Simulated Phishing Attack Goes Embarrassingly Wrong

27

A recent simulated phishing attack organised by a California state department had some embarrassing repercussions:

The department emailed a fake phishing scam to its employees that manipulated the logo of Golden 1 Credit Union and played on anticipation for $2,500 contract bonuses that many state workers are receiving this week. 

The phishing email asked workers to click a link that would “validate their employment status.” Then, the message said, workers would immediately receive their bonuses through a direct deposit. 

The message to employees in the Department of Housing and Community Development was effective enough that Golden 1 received a call about it, and the State Controller’s Office sent an email to thousands of state workers warning them not to click on it. 

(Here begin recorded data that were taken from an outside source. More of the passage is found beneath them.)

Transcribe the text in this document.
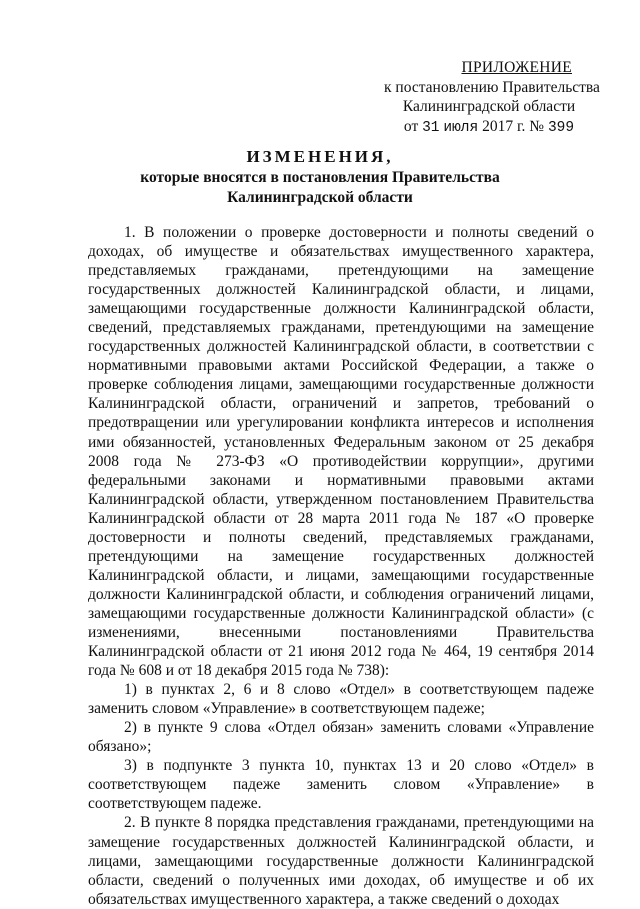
ПРИЛОЖЕНИЕ
к постановлению Правительства
Калининградской области
от 31 июля 2017 г. № 399
ИЗМЕНЕНИЯ,
которые вносятся в постановления Правительства
Калининградской области

1. В положении о проверке достоверности и полноты сведений о доходах, об имуществе и обязательствах имущественного характера, представляемых гражданами, претендующими на замещение государственных должностей Калининградской области, и лицами, замещающими государственные должности Калининградской области, сведений, представляемых гражданами, претендующими на замещение государственных должностей Калининградской области, в соответствии с нормативными правовыми актами Российской Федерации, а также о проверке соблюдения лицами, замещающими государственные должности Калининградской области, ограничений и запретов, требований о предотвращении или урегулировании конфликта интересов и исполнения ими обязанностей, установленных Федеральным законом от 25 декабря 2008 года № 273-ФЗ «О противодействии коррупции», другими федеральными законами и нормативными правовыми актами Калининградской области, утвержденном постановлением Правительства Калининградской области от 28 марта 2011 года № 187 «О проверке достоверности и полноты сведений, представляемых гражданами, претендующими на замещение государственных должностей Калининградской области, и лицами, замещающими государственные должности Калининградской области, и соблюдения ограничений лицами, замещающими государственные должности Калининградской области» (с изменениями, внесенными постановлениями Правительства Калининградской области от 21 июня 2012 года № 464, 19 сентября 2014 года № 608 и от 18 декабря 2015 года № 738):

1) в пунктах 2, 6 и 8 слово «Отдел» в соответствующем падеже заменить словом «Управление» в соответствующем падеже;

2) в пункте 9 слова «Отдел обязан» заменить словами «Управление обязано»;

3) в подпункте 3 пункта 10, пунктах 13 и 20 слово «Отдел» в соответствующем падеже заменить словом «Управление» в соответствующем падеже.

2. В пункте 8 порядка представления гражданами, претендующими на замещение государственных должностей Калининградской области, и лицами, замещающими государственные должности Калининградской области, сведений о полученных ими доходах, об имуществе и об их обязательствах имущественного характера, а также сведений о доходах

It was intended to be a cybersecurity test for the housing department, according to an email that employees received about 90 minutes after the phishing message was sent. The department did not notify Golden 1 that it planned to distribute the test, according to the credit union. 

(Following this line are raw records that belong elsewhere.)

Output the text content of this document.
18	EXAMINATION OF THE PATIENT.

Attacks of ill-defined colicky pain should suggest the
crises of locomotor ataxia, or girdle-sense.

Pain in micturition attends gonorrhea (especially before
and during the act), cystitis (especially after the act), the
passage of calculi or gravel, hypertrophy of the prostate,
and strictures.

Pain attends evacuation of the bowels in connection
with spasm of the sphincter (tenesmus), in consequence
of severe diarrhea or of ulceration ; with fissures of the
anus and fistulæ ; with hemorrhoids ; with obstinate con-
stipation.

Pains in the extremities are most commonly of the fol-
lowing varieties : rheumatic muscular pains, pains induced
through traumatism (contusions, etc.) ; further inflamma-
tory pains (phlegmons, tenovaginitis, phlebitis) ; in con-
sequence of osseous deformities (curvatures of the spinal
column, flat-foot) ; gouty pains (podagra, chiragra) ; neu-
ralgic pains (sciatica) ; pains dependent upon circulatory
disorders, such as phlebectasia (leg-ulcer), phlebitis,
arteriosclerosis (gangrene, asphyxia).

The department also did not inform state government’s largest union, Service Employees International Union Local 1000, that it had created a fake phishing scam using the bonuses its members are receiving as bait. The $2,500 bonuses were a feature of the 42-month contract SEIU negotiated in December after calling off an announced one-day strike. 

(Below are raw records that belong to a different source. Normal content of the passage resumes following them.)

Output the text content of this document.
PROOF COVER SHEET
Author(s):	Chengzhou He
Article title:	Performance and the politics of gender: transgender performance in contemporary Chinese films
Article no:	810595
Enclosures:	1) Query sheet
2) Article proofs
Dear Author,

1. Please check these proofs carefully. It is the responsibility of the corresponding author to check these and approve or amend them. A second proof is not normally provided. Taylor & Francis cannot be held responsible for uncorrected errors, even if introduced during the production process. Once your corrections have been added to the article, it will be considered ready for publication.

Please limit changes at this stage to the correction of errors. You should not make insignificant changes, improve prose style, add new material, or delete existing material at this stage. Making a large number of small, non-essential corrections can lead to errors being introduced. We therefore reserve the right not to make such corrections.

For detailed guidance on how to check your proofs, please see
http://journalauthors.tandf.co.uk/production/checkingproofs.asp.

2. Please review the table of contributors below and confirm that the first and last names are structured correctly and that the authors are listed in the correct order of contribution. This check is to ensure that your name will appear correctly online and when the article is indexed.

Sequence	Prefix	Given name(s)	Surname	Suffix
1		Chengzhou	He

The original message blended the logos of Golden 1 and SEIU 1000 to announce a partnership between the credit union and state government. It included an image of SEIU 1000 President Yvonne Walker with the text “We have a contract!”While we appreciate the importance of cybersecurity, in the future we’d ask for better coordination by the state,” said SEIU 1000 spokesman Jerry Jimenez. “The state used President Walker’s image in their test without giving us advance notice, and using bonus checks as click-bait on the week state workers actually received their long-awaited checks caused unnecessary confusion.” 

In addition to Walker’s image, the email included a signature of Golden 1 President Donna Bland.

 The credit union first learned about it when one of its members called to report a phishing scam. The credit union read the message and believed it was a malicious phishing attempt. The credit union reported it to the State Controller’s Office, which then broadcast its warning. 

“The safety and security of our members, and the community, are top priorities for Golden 1. We appreciate the quick action by the State Controller’s Office to notify employees about this scam,” said Golden 1 Vice President for Account Services Kathy Flynn.

 The warning from the State Controller’s Office stressed that the message was fake.  

“There is no such partnership or online portal,” the warning says. “SEIU members should be advised not to click any links and immediately delete the email.” 

At 12:15 p.m., employees at Housing and Community Development received another email that said their own information technology team created the phishing message.